We found some waves between the rocks. We swam around them, the water was clearer here. We saw plenty of fish, damselfish and many very big and bright saddled seabreams. Cretan parrotfish, of course. We passed some submerged rocks, circled the big rock sticking out and swam back. A beautiful swim.

We walked into town for an ice-cream, then drove home.


Total distance: 33.61 km
Max elevation: 759 m
Min elevation: -9 m
Total climbing: 876 m
Total descent: -856 m
Total time: 02:16:25
Download file: Ebike-Paleochora-Sougia-Short05092019.gpx

A day in Antikythira

On a hot July day, we embarked on a day trip to the small island of Antikythira.

E-bikes in Antikythira!

E-bikes in Antikythira!

Antikythira is really a small, wild rock in the middle of the sea, between Crete and the Peloponnese.

An old resident, with an Aussie intonation from a lifetime spent downunder, recounted a condensed, local version  of the island’s origin myth for us.

God was creating the land, mainland Greece. He was using soil to make the big, vast plains. He flicked a few of the remaining small rocks around in the sea. A tiny one landed here; thus our island was born.

We took with us our new favourite mean of transport, our e-bikes.

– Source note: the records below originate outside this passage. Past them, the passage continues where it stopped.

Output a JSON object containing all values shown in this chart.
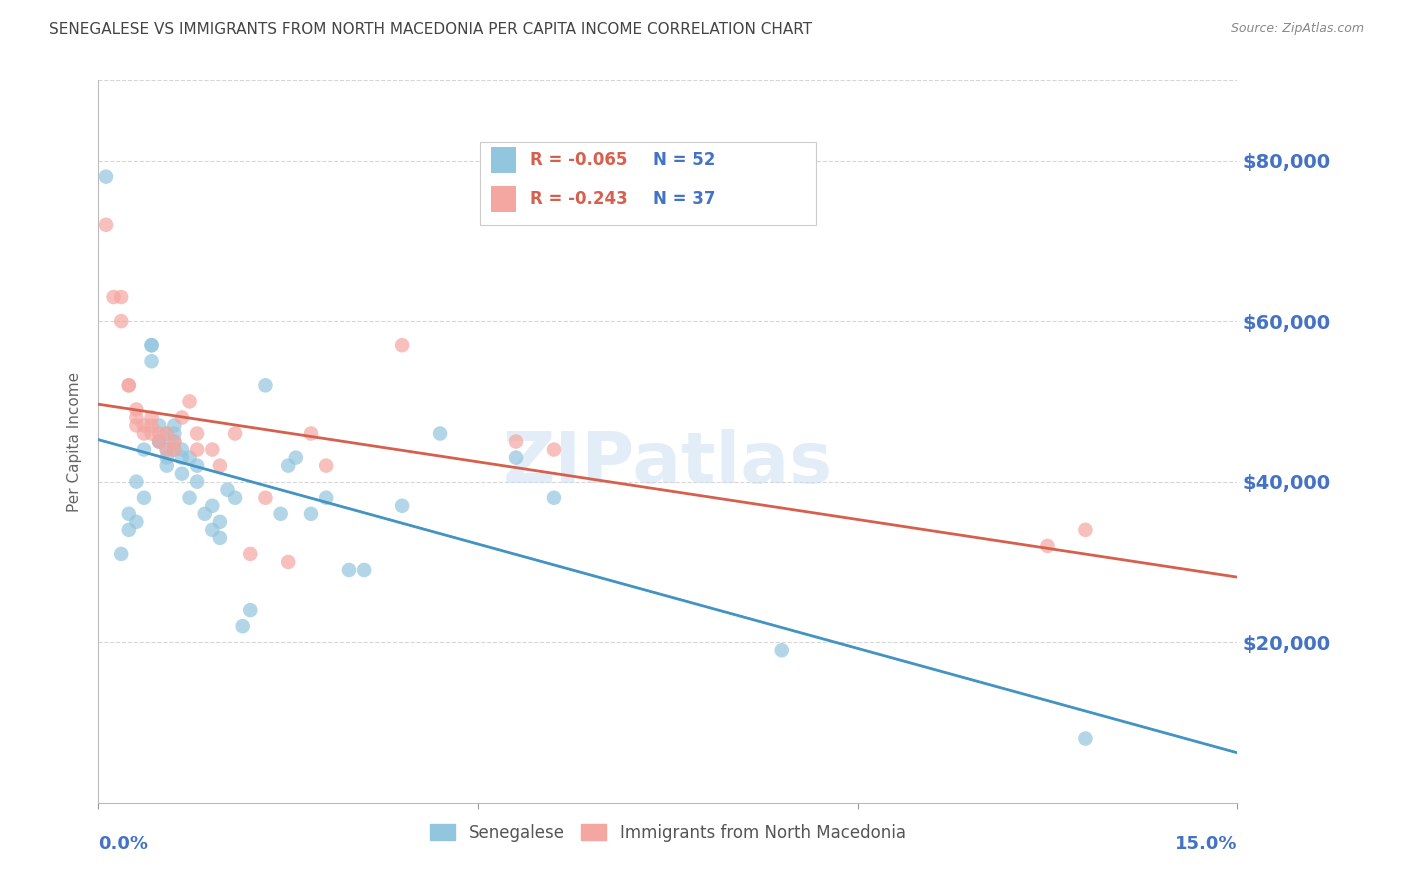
{
  "title": "SENEGALESE VS IMMIGRANTS FROM NORTH MACEDONIA PER CAPITA INCOME CORRELATION CHART",
  "source": "Source: ZipAtlas.com",
  "ylabel": "Per Capita Income",
  "ytick_labels": [
    "$20,000",
    "$40,000",
    "$60,000",
    "$80,000"
  ],
  "ytick_values": [
    20000,
    40000,
    60000,
    80000
  ],
  "xlim": [
    0.0,
    0.15
  ],
  "ylim": [
    0,
    90000
  ],
  "watermark": "ZIPatlas",
  "legend_r1": "-0.065",
  "legend_n1": "52",
  "legend_r2": "-0.243",
  "legend_n2": "37",
  "series1_color": "#92c5de",
  "series2_color": "#f4a6a0",
  "trend1_color": "#4393c3",
  "trend2_color": "#d6604d",
  "bg_color": "#ffffff",
  "grid_color": "#cccccc",
  "title_color": "#444444",
  "source_color": "#888888",
  "ytick_color": "#4472c4",
  "xlabel_color": "#4472c4",
  "watermark_color": "#c8ddf0",
  "senegalese_x": [
    0.001,
    0.003,
    0.004,
    0.004,
    0.005,
    0.005,
    0.006,
    0.006,
    0.007,
    0.007,
    0.007,
    0.008,
    0.008,
    0.008,
    0.009,
    0.009,
    0.009,
    0.009,
    0.01,
    0.01,
    0.01,
    0.01,
    0.011,
    0.011,
    0.011,
    0.012,
    0.012,
    0.013,
    0.013,
    0.014,
    0.015,
    0.015,
    0.016,
    0.016,
    0.017,
    0.018,
    0.019,
    0.02,
    0.022,
    0.024,
    0.025,
    0.026,
    0.028,
    0.03,
    0.033,
    0.035,
    0.04,
    0.045,
    0.055,
    0.06,
    0.09,
    0.13
  ],
  "senegalese_y": [
    78000,
    31000,
    36000,
    34000,
    40000,
    35000,
    38000,
    44000,
    57000,
    57000,
    55000,
    47000,
    45000,
    45000,
    46000,
    44000,
    43000,
    42000,
    47000,
    46000,
    45000,
    44000,
    44000,
    43000,
    41000,
    43000,
    38000,
    42000,
    40000,
    36000,
    37000,
    34000,
    35000,
    33000,
    39000,
    38000,
    22000,
    24000,
    52000,
    36000,
    42000,
    43000,
    36000,
    38000,
    29000,
    29000,
    37000,
    46000,
    43000,
    38000,
    19000,
    8000
  ],
  "macedonia_x": [
    0.001,
    0.002,
    0.003,
    0.003,
    0.004,
    0.004,
    0.005,
    0.005,
    0.005,
    0.006,
    0.006,
    0.007,
    0.007,
    0.007,
    0.008,
    0.008,
    0.009,
    0.009,
    0.01,
    0.01,
    0.011,
    0.012,
    0.013,
    0.013,
    0.015,
    0.016,
    0.018,
    0.02,
    0.022,
    0.025,
    0.028,
    0.03,
    0.04,
    0.055,
    0.06,
    0.125,
    0.13
  ],
  "macedonia_y": [
    72000,
    63000,
    63000,
    60000,
    52000,
    52000,
    49000,
    48000,
    47000,
    47000,
    46000,
    48000,
    47000,
    46000,
    46000,
    45000,
    46000,
    44000,
    44000,
    45000,
    48000,
    50000,
    46000,
    44000,
    44000,
    42000,
    46000,
    31000,
    38000,
    30000,
    46000,
    42000,
    57000,
    45000,
    44000,
    32000,
    34000
  ]
}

We would have some help on the steep local roads.

When you arrive in Antikythira, you are greeted by a few locals expecting people or stuff from the 3-times-a-week ferry. Residents seem bemused to receive visitors, but they are quick to be welcoming, offer information and generally show friendliness. We struck more conversations in Antikythira in one day than in a week of regular life back home.

On landing, you are also instantly offered a taste of the landscape. The only road from the harbour and main town goes up the steep hillside, with a slope somewhere between 10 and 20%. The vegetation is low bushes and climbers. Rocks and red earth. Even the goats are sparse.

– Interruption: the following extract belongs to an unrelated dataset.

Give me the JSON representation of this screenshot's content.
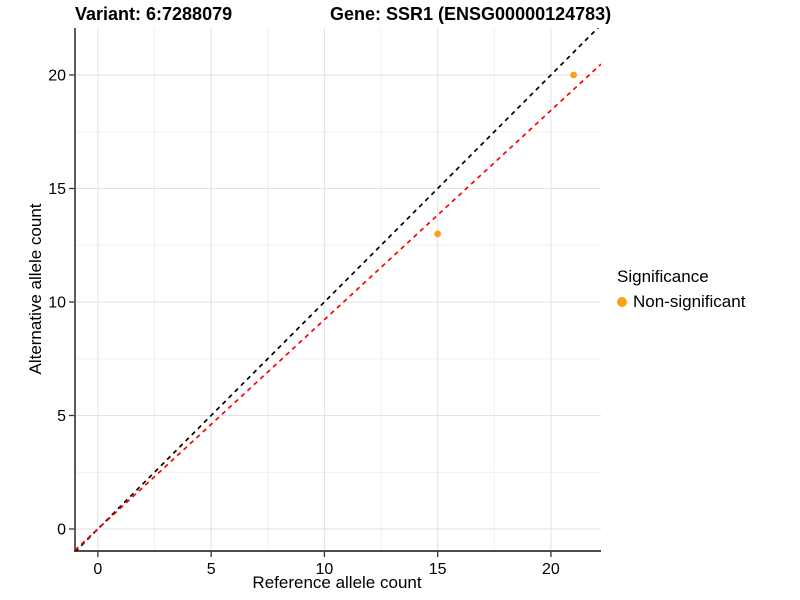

The power of our legs combined with the electric motor, makes the climb doable. When we get to the top, we opt to visit a small bay a little way North of Potamos village, on the way to the dwelling of Patakiana, where the map shows we might be able to get in the water from the rocks.

We cycle up and down the main road inland, then take a turn and soon we’re on a dirt road in good conditions. After a little while, we park our bikes and descend walking towards the coast. The rocks are dark and hot, but walkable. The sea is beautiful, calm, cool and clear. There’s a small traditional fishing boat in the bay, laying nets, and nobody or nothing else.

We jump in the sea for a swim all together, in awe of the wilderness surrounding us. After the family swim, I set out swimming towards the small rocks out at sea visible from the shore, about 700m away, expecting good snorkelling grounds. I am rewarded by shoals of countless fish around the shallow rocky reef on the edge of the tiny island. There’s not a wave, but a strong current is pushing against the steep side of the reef. I swim around the rocks, along the sheer underwater cliff on the Eastern side. I find a gap between the rocks and swim through it, getting back to the sheltered, main-island-facing side with its shallow underwater rocks.

After our swim, we have our picnic on the dark rocks. Then we decide to go see the other side of the island. We retrace our steps on the ebikes for a while, then turn towards the scenic bay of Kamarela. This is an enclosed, rocky bay on the West side of Antikythira, with postcard-worth views of rock arches from the top and an exit to the sea. We find some shade on the tiny beach and go snorkelling again. We venture through the exit out in the open sea, where the sea-bottom drops steeply as to remind us of our limits. We stay close and get back after seeing fish, sea snails, crabs, shrimps, starfish.

We hear more stories, about the Italian and German viewing posts in the area, from a local shepherd. We decide to leave exploring those paths, and the rest of the island, for another time.

Back in the main town, we eat some delicious food at the local taverna, again peppered with some local stories and conversations with the only other fellow visitors we have seen around.

After dinner, we use the spare energy to walk to the church at the top of the town. We absorb the view of the small bay as the day ends, anticipating the appearance of the ferry that will soon take us home.


We promise to return for more adventures.